The top legal adviser to the Government is calling for expert evidence on whether current laws protect against “trial by social media”. 

Attorney General Jeremy Wright QC is seeking examples of posts, chat and tweets that have jeopardised court cases.

If a social media post or comment wrecks a criminal trial, the poster could be charged with contempt of court.

Members of a jury receive strong warnings to ignore information from outside the courtroom and to impartially judge the evidence - but social media posts are still at risk of becoming criminal.

Journalists are bound by strict rules when reporting court proceedings, but now thanks to social media anyone can publish information deemed to be in contempt of court - and few are familiar with the laws.
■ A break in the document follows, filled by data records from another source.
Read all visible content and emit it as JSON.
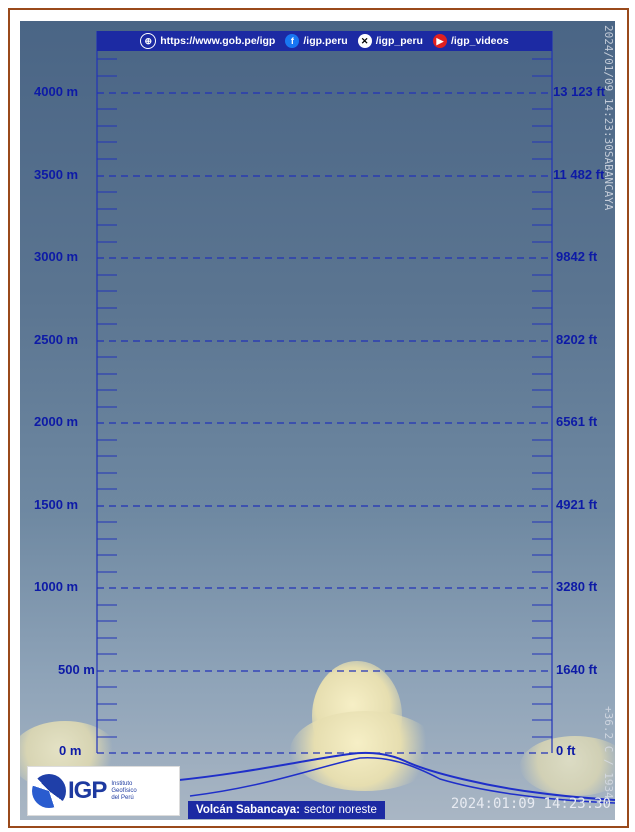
{
  "top_bar": {
    "website": "https://www.gob.pe/igp",
    "facebook": "/igp.peru",
    "x": "/igp_peru",
    "youtube": "/igp_videos"
  },
  "left_scale": [
    "4000 m",
    "3500 m",
    "3000 m",
    "2500 m",
    "2000 m",
    "1500 m",
    "1000 m",
    "500 m",
    "0 m"
  ],
  "right_scale": [
    "13 123 ft",
    "11 482 ft",
    "9842 ft",
    "8202 ft",
    "6561 ft",
    "4921 ft",
    "3280 ft",
    "1640 ft",
    "0 ft"
  ],
  "overlay_vertical_top": "2024/01/09 14:23:30SABANCAYA",
  "overlay_vertical_bottom": "+36.2 C / 1934",
  "logo": {
    "name": "IGP",
    "subtitle": [
      "Instituto",
      "Geofísico",
      "del Perú"
    ]
  },
  "caption": {
    "volcano": "Volcán Sabancaya:",
    "sector": "sector noreste"
  },
  "timestamp": "2024:01:09 14:23:30",
  "colors": {
    "scale": "#1c2aa3",
    "frame": "#9a4a1b"
  }
}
  • If a defendant isn't named, there is likely to be a court order or other legal reason preventing them being identified - don't name them on social media.
  • Don't speculate that a defendant is guilty before a verdict has been returned by the jury.
  • It's safest not to comment at all on a defendant, witness or victim.
  • Don't name victims of sexual offences.
  • Don't name children who are on trial. 
  • Don't take photos or videos or sound recordings if you are in court.
  • If you know someone on a jury, don't ask them about the case.
  • Don't try to contact a defendant or jurors via social media.
  • If information is not published in a media court report, it's very likely that there's a good reason why. Don't add your own information via social media.
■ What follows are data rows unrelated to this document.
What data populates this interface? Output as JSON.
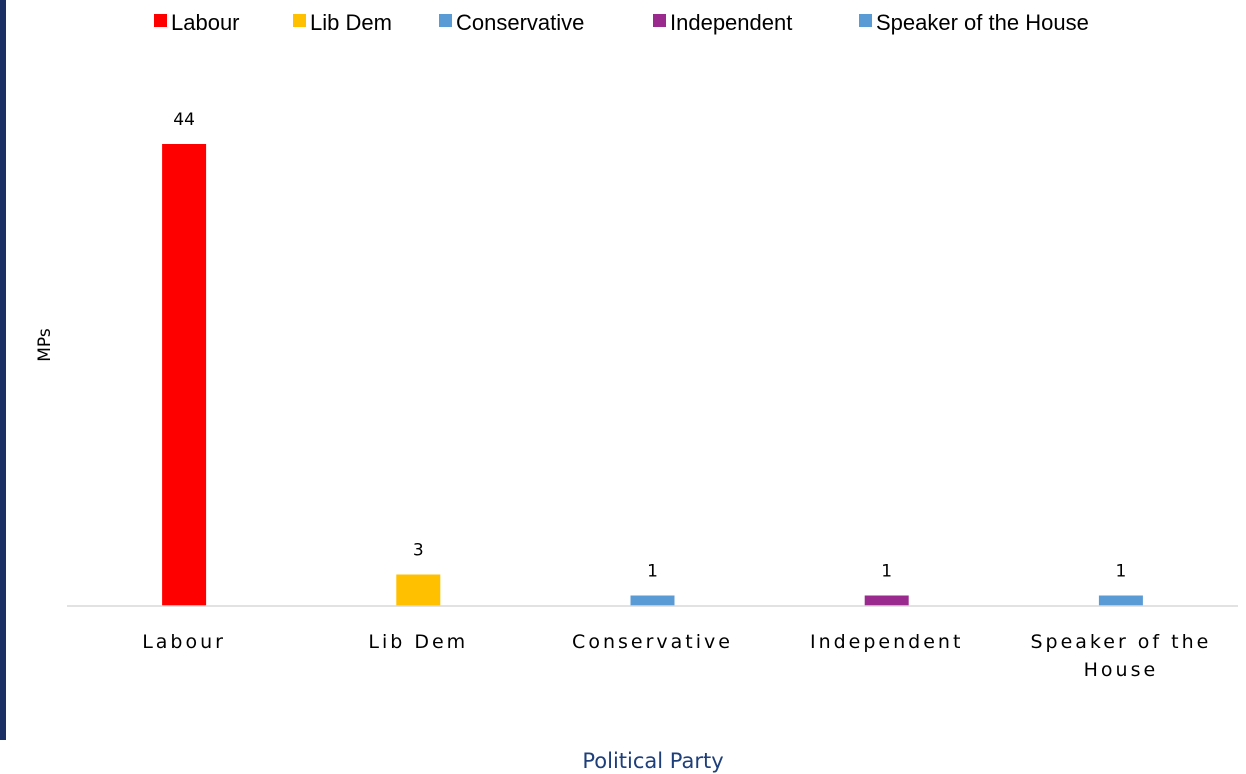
{
  "chart_data": {
    "type": "bar",
    "categories": [
      "Labour",
      "Lib Dem",
      "Conservative",
      "Independent",
      "Speaker of the House"
    ],
    "values": [
      44,
      3,
      1,
      1,
      1
    ],
    "colors": [
      "#ff0000",
      "#ffc000",
      "#5b9bd5",
      "#9b2a8f",
      "#5b9bd5"
    ],
    "data_labels": [
      "44",
      "3",
      "1",
      "1",
      "1"
    ],
    "legend": [
      {
        "label": "Labour",
        "color": "#ff0000"
      },
      {
        "label": "Lib Dem",
        "color": "#ffc000"
      },
      {
        "label": "Conservative",
        "color": "#5b9bd5"
      },
      {
        "label": "Independent",
        "color": "#9b2a8f"
      },
      {
        "label": "Speaker of the House",
        "color": "#5b9bd5"
      }
    ],
    "legend_position": "top",
    "xlabel": "Political Party",
    "ylabel": "MPs",
    "ylim": [
      0,
      44
    ],
    "grid": false
  }
}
Attorney General Jeremy Wright QC is appealing for victims’ groups, solicitors and judges to provide evidence of what effect social media has on criminal trials.

Gazette & Herald: Jeremy Wright
Attorney General Jeremy Wright QC​

Examples of court orders and reporting restrictions being breached by such online posts are wanted by Mr Wright.
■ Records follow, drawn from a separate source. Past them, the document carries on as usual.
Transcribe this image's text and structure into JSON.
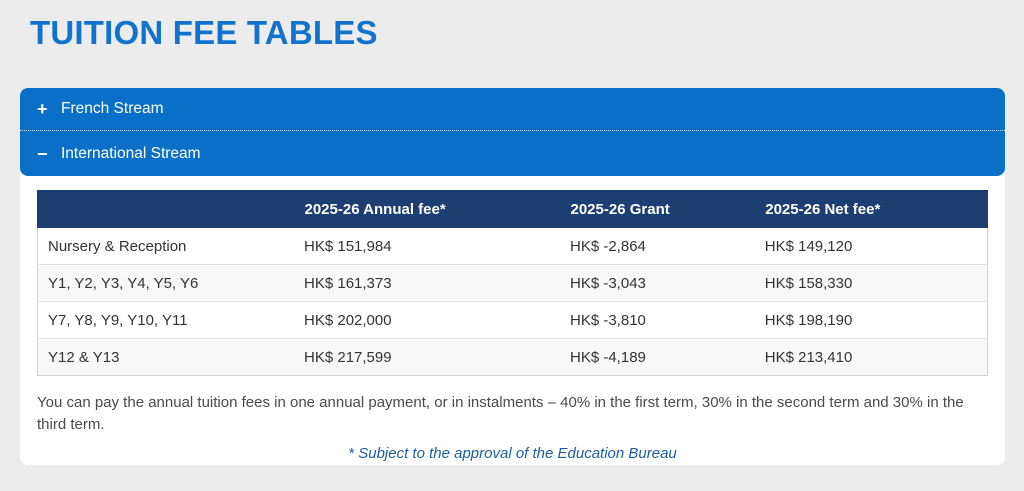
{
  "page": {
    "title": "TUITION FEE TABLES"
  },
  "colors": {
    "accent_blue": "#0a70c7",
    "title_blue": "#1173ce",
    "table_header_navy": "#1c3e70",
    "note_blue": "#1d5d9f",
    "page_background": "#ececec"
  },
  "accordion": {
    "items": [
      {
        "label": "French Stream",
        "state": "collapsed",
        "icon": "plus-icon",
        "icon_glyph": "+"
      },
      {
        "label": "International Stream",
        "state": "expanded",
        "icon": "minus-icon",
        "icon_glyph": "−"
      }
    ]
  },
  "table": {
    "columns": [
      "",
      "2025-26 Annual fee*",
      "2025-26 Grant",
      "2025-26 Net fee*"
    ],
    "rows": [
      {
        "label": "Nursery & Reception",
        "annual_fee": "HK$ 151,984",
        "grant": "HK$ -2,864",
        "net_fee": "HK$ 149,120"
      },
      {
        "label": "Y1, Y2, Y3, Y4, Y5, Y6",
        "annual_fee": "HK$ 161,373",
        "grant": "HK$ -3,043",
        "net_fee": "HK$ 158,330"
      },
      {
        "label": "Y7, Y8, Y9, Y10, Y11",
        "annual_fee": "HK$ 202,000",
        "grant": "HK$ -3,810",
        "net_fee": "HK$ 198,190"
      },
      {
        "label": "Y12 & Y13",
        "annual_fee": "HK$ 217,599",
        "grant": "HK$ -4,189",
        "net_fee": "HK$ 213,410"
      }
    ]
  },
  "notes": {
    "payment_info": "You can pay the annual tuition fees in one annual payment, or in instalments – 40% in the first term, 30% in the second term and 30% in the third term.",
    "approval_note": "* Subject to the approval of the Education Bureau"
  }
}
His office will compile a report following the so-called Call for Evidence, setting out whether changes need to be made to address any potentially increased risks caused by social media use.

He said: “Every defendant in this country is entitled to a fair trial where a verdict is delivered based on the evidence heard in court.

“Our contempt of court laws are designed to prevent trial by media, however are they able to protect against trials by social media?


“I am looking for expert evidence on whether the increasing influence and ubiquity of social media is having an impact on criminal trials and, if so, whether the criminal justice system has the tools it needs to manage that risk.”

The Call for Evidence is open until December 8.